Mittwoch, Januar 9th, 2008

Folgendes hat mich heute erreicht. Ich kopiere es hier einfach mal rein:

Offener Brief an den AStA der HHU Düsseldorf und die Redaktion von „campus delicti“
(Betrifft: Letzteres)

Liebe Mitstudierende,

ich hatte soeben Gelegenheit, die aktuelle (PDF-)Online-Version des „Wochenmagazin(s) des AstA“ (Nr. 258, Dezember 2007)* zu studieren und fühle mich daraufhin bemüßigt, dazu folgenden Kommentar zu schreiben.

Meine subjektive Gesamteinschätzung vorweg: Diese Publikation hat m.E. das Niveau einer schlechteren Schülerzeitschrift, gemacht von unkritischen Mittelstuflern, und ist einer universitären Studierendenschaft und deren Vertretung nicht würdig.

Dieses harte Urteil möchte ich wie folgt begründen:

(1) Der Titel: „campus delicti“ – zu deutsch also „das Feld (oder meinethalben: der Campus“) des Verbrechens“. Was soll dies nun genau bedeuten? Wenn es darum ginge, diverse empörende bis nichtlegale Missstände an unserer Uni aufzudecken und anzuprangern, hätte der Titel womöglich seine Berechtigung; angesichts der Inhalte (s.u.) handelt es sich allerdings wohl eher um ein ziemlich unreflektiertes, mithin kindisches Wortspiel.

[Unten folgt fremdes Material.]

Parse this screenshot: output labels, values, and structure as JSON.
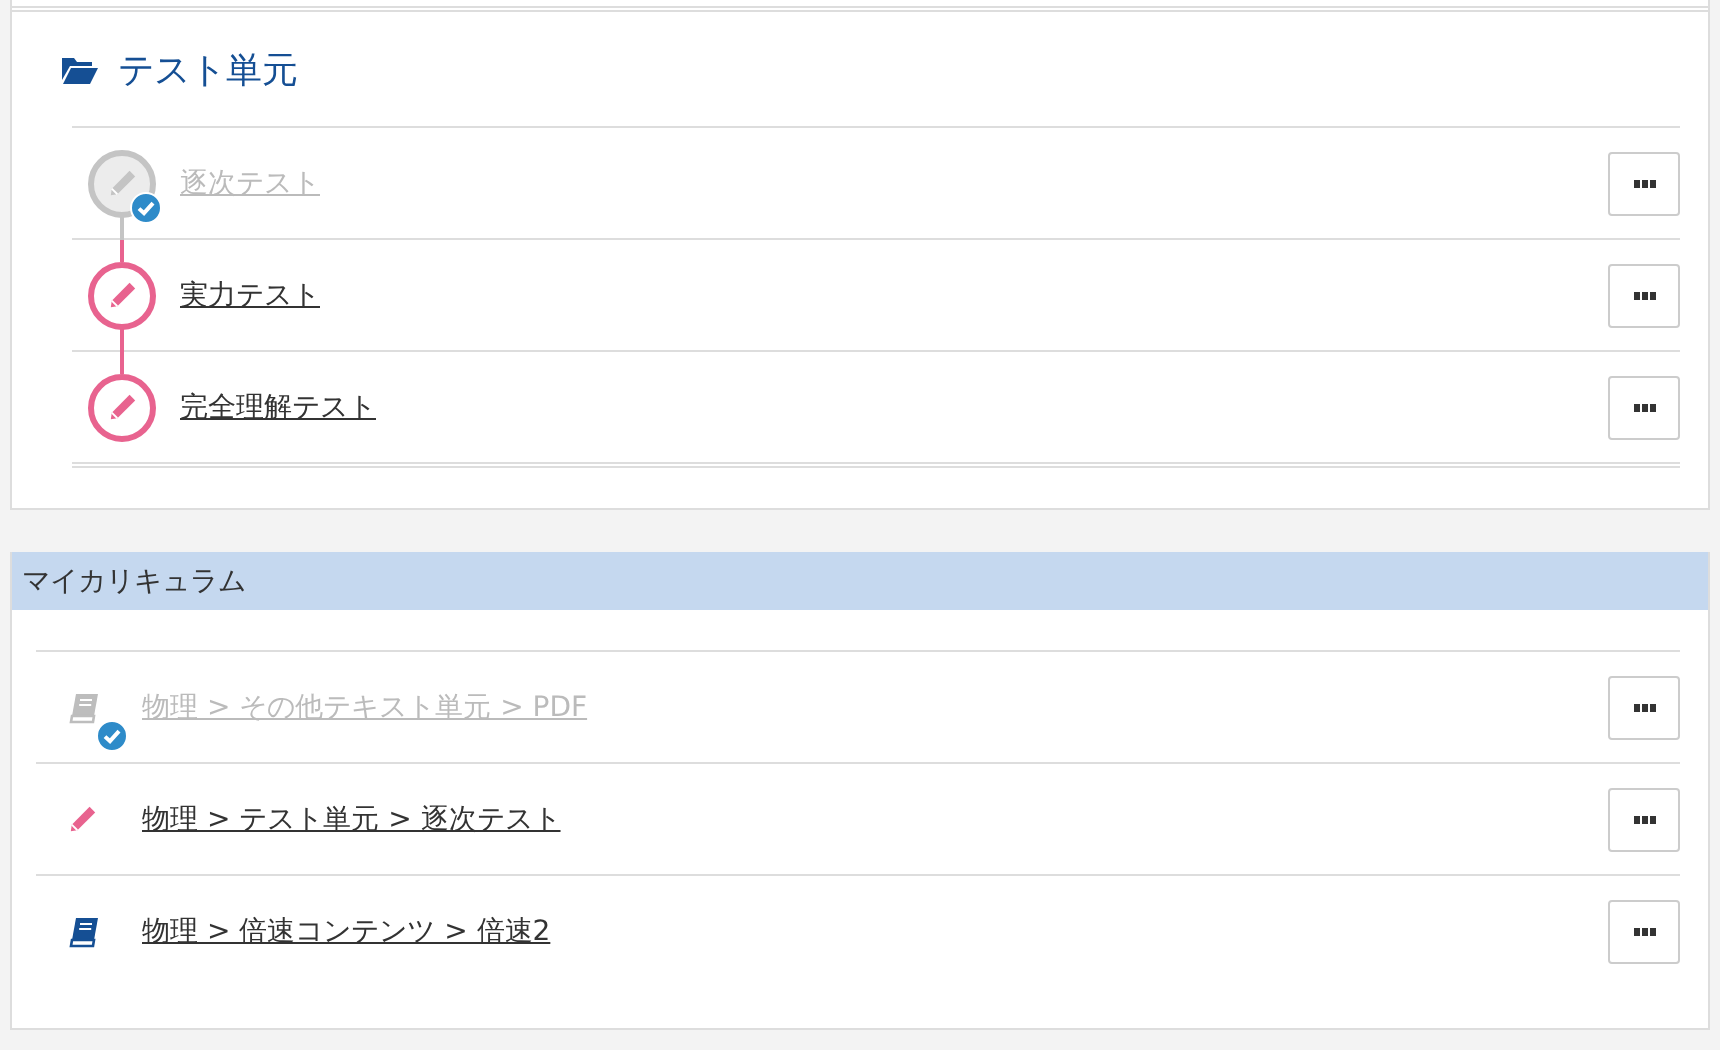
{
  "unit": {
    "title": "テスト単元",
    "items": [
      {
        "kind": "test",
        "title": "逐次テスト",
        "completed": true
      },
      {
        "kind": "test",
        "title": "実力テスト",
        "completed": false
      },
      {
        "kind": "test",
        "title": "完全理解テスト",
        "completed": false
      }
    ]
  },
  "curriculum": {
    "title": "マイカリキュラム",
    "items": [
      {
        "kind": "text",
        "path": "物理 > その他テキスト単元 > PDF",
        "completed": true
      },
      {
        "kind": "test",
        "path": "物理 > テスト単元 > 逐次テスト",
        "completed": false
      },
      {
        "kind": "text",
        "path": "物理 > 倍速コンテンツ > 倍速2",
        "completed": false
      }
    ]
  }
}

(2) Das Editorial: ein völlig hanebüchenes, unmetrisches und reimunsauberes, zudem mit Fehlern durchsetztes „Gedicht“ (Kotz(!)probe: …denn alle die Langeweile haben,/ finden hier ganz schöne Frage…“); überhaupt ist die Zahl der orthographischen Fehler im „cd“ bemerkenswert.

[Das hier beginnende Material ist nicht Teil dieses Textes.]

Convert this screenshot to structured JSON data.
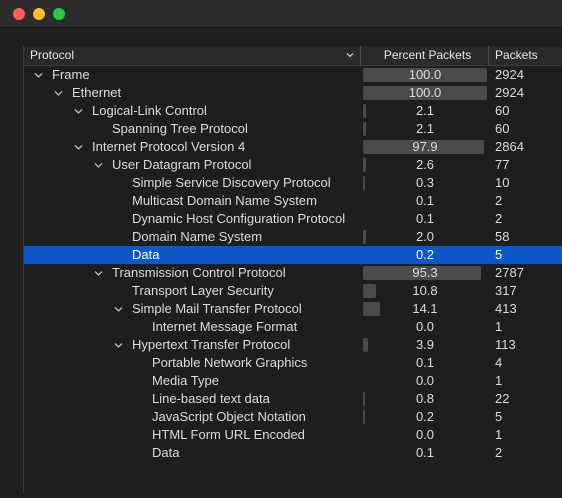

(3) Beitrag „Heiligabend“ (S.7): Ein völlig unkomischer und überflüssiger Artikel darüber, dass es Heiligabend immer so langweilig sei, weil im Fernsehen nur Wiederholungen kommen und die Geschäfte alle zu sind… es fogt das offenbar studierendengerechte Gegenmittel:

(4) „SPASS“ (S.10 – 14): Eine „tolle Doppelseite“ mit unoriginellen Kreuzworträtseln und einem Wörtersuchrätsel (die zu findenden Wörter sind daneben angegeben), ein seitenfüllendes Schneemann-Foto und dann ein ebenfalls seinengroßes „Bastelset Schneemann“ zum Ausschneiden, wie es auch im „Bussi-Bär“ oder anderen Vorschulpublikationen zu finden sein könnte – absolut ironiefrei… dazu noch die Auflösungen der Kreuzwort- und Wörtersuchrätsel;

(5) noch mehr „SPASS“ (S. 15): „Instant Snow“, soll heißen: Schneeflocken (= unförmge Kreise) zum Ausschneiden und In-die-Luft-werfen, wieder eine ganze Seite lang;

es folgen ein zwei Seiten langer, immerhin halbwegs informativer (wenn auch nicht gerade „wissenschaftlicher“) Bericht über internationale Neujahrsbräuche und –grüße sowie diverse Veranstaltungshinweise.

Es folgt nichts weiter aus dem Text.